I didn’t turn around. “I’m fine. Just tired.”
I went upstairs and locked myself in our bedroom. I sat on the edge of the bed and turned the phone back on. There was a calendar app. I opened it. There were entries going back over a year. Dozens of them. Times and places. Some of them were dates I remembered. Sophie’s graduation dinner. My mother’s birthday party. Our vacation to Maine last summer. On all of those days, there were entries on this phone’s calendar that said things like “8 PM warehouse” or “Meet D at usual spot.”
He’d been living two completely separate lives, and I’d never noticed.
I started going through his photos. Most were of the woman, but there were others too. Photos of stacks of cash. Photos of people I didn’t recognize. Screenshots of text conversations about shipments and deliveries. One photo showed Marcus and three other men sitting at a table covered in plastic-wrapped packages. He was laughing in the picture. I’d never seen that expression on his face before.
I heard him coming up the stairs. I shoved the phone under my pillow and lay down, pulling the blanket over me.
He knocked on the door. “Sarah? I made you some tea.”
“Leave it outside,” I said. “I really don’t feel good.”
“Okay. Let me know if you need anything.”
His footsteps went back downstairs. I heard him on the phone with someone, probably canceling our campsite reservation.
I spent the entire day in that room. Marcus came to check on me every few hours. Each time, I pretended to be asleep. I went through every single thing on that phone. Bank account apps I didn’t recognize. Email accounts under fake names. A messaging app I’d never heard of with conversations that made my skin crawl.
There was a voicemail from someone named Paul. “Marcus, we need to talk about last night. This is getting too risky. Call me back.”
Last night. That was Thursday. Marcus told me he was working late. He came home at 11:30 and said the project deadline got moved up. He’d kissed me goodnight and fallen asleep immediately.
I found a video. It was dark and shaky, filmed from inside a car. Marcus was standing outside a building talking to two men. One of them handed him a duffel bag. Marcus opened it, looked inside, zipped it back up, and walked away. The video was only forty-three seconds long. It was dated six weeks ago.
When the sun started going down, Marcus knocked on the door again. “Sarah, I’m worried about you. Do you want me to call Dr. Morrison?”
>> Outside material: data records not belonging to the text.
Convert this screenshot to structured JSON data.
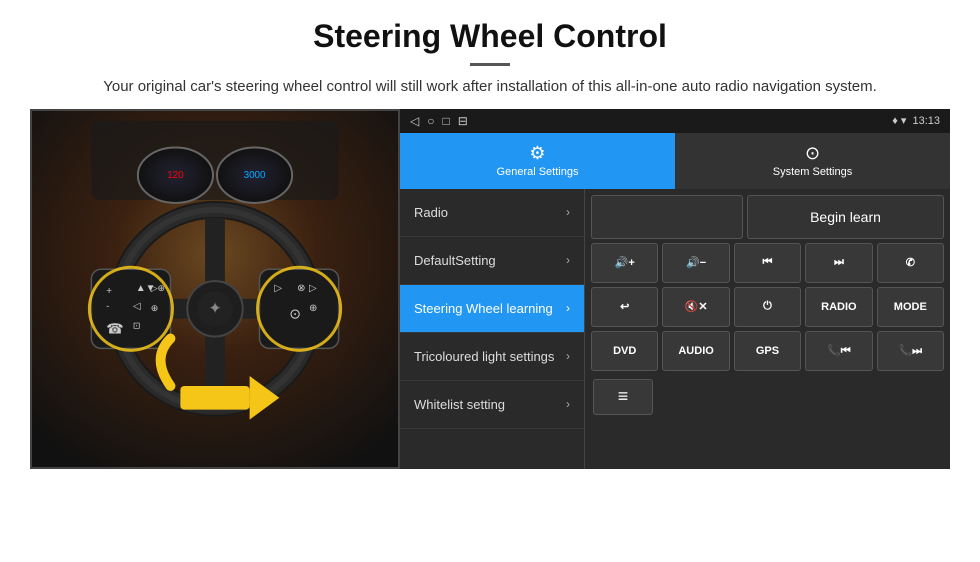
{
  "header": {
    "title": "Steering Wheel Control",
    "subtitle": "Your original car's steering wheel control will still work after installation of this all-in-one auto radio navigation system.",
    "divider": true
  },
  "statusBar": {
    "icons": [
      "◁",
      "○",
      "□",
      "⊟"
    ],
    "rightIcons": "♦ ▾",
    "time": "13:13"
  },
  "tabs": {
    "general": {
      "label": "General Settings",
      "icon": "⚙"
    },
    "system": {
      "label": "System Settings",
      "icon": "⊙"
    }
  },
  "menu": {
    "items": [
      {
        "label": "Radio",
        "active": false
      },
      {
        "label": "DefaultSetting",
        "active": false
      },
      {
        "label": "Steering Wheel learning",
        "active": true
      },
      {
        "label": "Tricoloured light settings",
        "active": false
      },
      {
        "label": "Whitelist setting",
        "active": false
      }
    ]
  },
  "controls": {
    "beginLearn": "Begin learn",
    "row1": [
      {
        "label": "🔊+",
        "type": "vol-up"
      },
      {
        "label": "🔊-",
        "type": "vol-down"
      },
      {
        "label": "⏮",
        "type": "prev"
      },
      {
        "label": "⏭",
        "type": "next"
      },
      {
        "label": "✆",
        "type": "call"
      }
    ],
    "row2": [
      {
        "label": "↩",
        "type": "back"
      },
      {
        "label": "🔇x",
        "type": "mute"
      },
      {
        "label": "⏻",
        "type": "power"
      },
      {
        "label": "RADIO",
        "type": "radio"
      },
      {
        "label": "MODE",
        "type": "mode"
      }
    ],
    "row3": [
      {
        "label": "DVD",
        "type": "dvd"
      },
      {
        "label": "AUDIO",
        "type": "audio"
      },
      {
        "label": "GPS",
        "type": "gps"
      },
      {
        "label": "📞⏮",
        "type": "call-prev"
      },
      {
        "label": "📞⏭",
        "type": "call-next"
      }
    ],
    "whitelistIcon": "≡"
  }
}
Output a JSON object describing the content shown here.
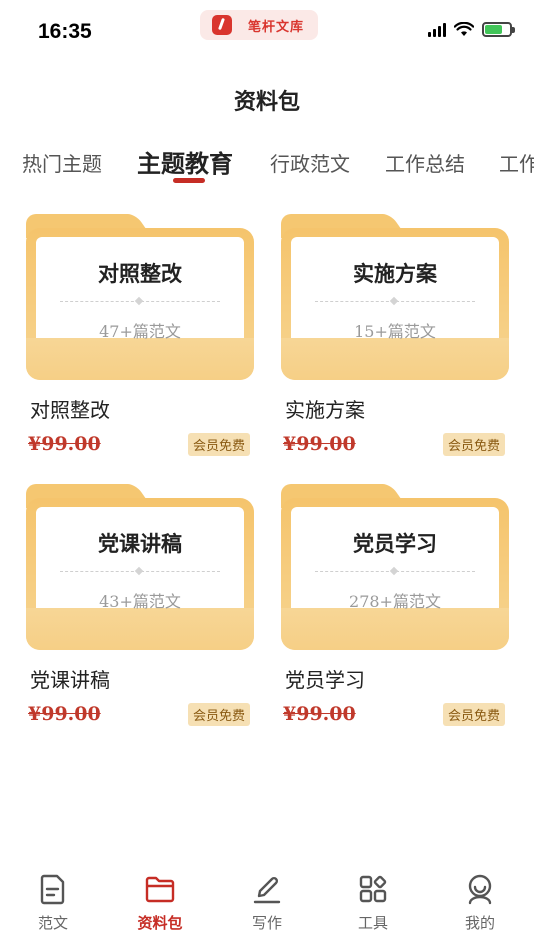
{
  "status_bar": {
    "time": "16:35",
    "app_name": "笔杆文库",
    "battery_color": "#42c559"
  },
  "header": {
    "title": "资料包"
  },
  "tabs": [
    {
      "label": "热门主题",
      "active": false
    },
    {
      "label": "主题教育",
      "active": true
    },
    {
      "label": "行政范文",
      "active": false
    },
    {
      "label": "工作总结",
      "active": false
    },
    {
      "label": "工作",
      "active": false
    }
  ],
  "cards": [
    {
      "folder_title": "对照整改",
      "count": "47+篇范文",
      "name": "对照整改",
      "price": "¥99.00",
      "badge": "会员免费"
    },
    {
      "folder_title": "实施方案",
      "count": "15+篇范文",
      "name": "实施方案",
      "price": "¥99.00",
      "badge": "会员免费"
    },
    {
      "folder_title": "党课讲稿",
      "count": "43+篇范文",
      "name": "党课讲稿",
      "price": "¥99.00",
      "badge": "会员免费"
    },
    {
      "folder_title": "党员学习",
      "count": "278+篇范文",
      "name": "党员学习",
      "price": "¥99.00",
      "badge": "会员免费"
    }
  ],
  "bottom_nav": [
    {
      "label": "范文",
      "icon": "document-icon",
      "active": false
    },
    {
      "label": "资料包",
      "icon": "folder-icon",
      "active": true
    },
    {
      "label": "写作",
      "icon": "pen-icon",
      "active": false
    },
    {
      "label": "工具",
      "icon": "grid-icon",
      "active": false
    },
    {
      "label": "我的",
      "icon": "profile-icon",
      "active": false
    }
  ],
  "colors": {
    "accent": "#c62d25",
    "folder": "#f5c771",
    "price": "#c0392b",
    "badge_bg": "#f6e0b4"
  }
}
“No,” I said. “I just need to sleep.”
“Okay. I love you.”
I didn’t answer.
After midnight, I heard him snoring. I got up and went back downstairs with the phone. I didn’t know what to do. I couldn’t call the police because I didn’t know what I was actually looking at. I couldn’t confront him because I didn’t know what he was capable of. The man I’d been married to for fifteen years suddenly felt like a complete stranger.
I opened the messages with “Home” again. There was a new one, sent two hours ago. “Is everything OK? You didn’t come tonight and you’re not answering.”
My husband had rolled over in his sleep and texted her. Or maybe he’d gotten up while I was in the bathroom and I hadn’t heard him.
I scrolled back further in their conversation. There was a message from three months ago that made me stop breathing. “After this last job, we can finally be together for real. Just need to get through the next few months and we’re set.”
The next few months. That was three months ago. Which meant—
I heard a noise behind me and nearly screamed. Marcus was standing at the bottom of the stairs in his boxers and t-shirt, looking at me.
“What are you doing down here?” he asked.
I was holding the phone in plain sight. There was no way to hide it now.
His eyes went to the phone, then back to my face. For a moment, neither of us moved.
Then he said something that made everything worse. “How long have you known?”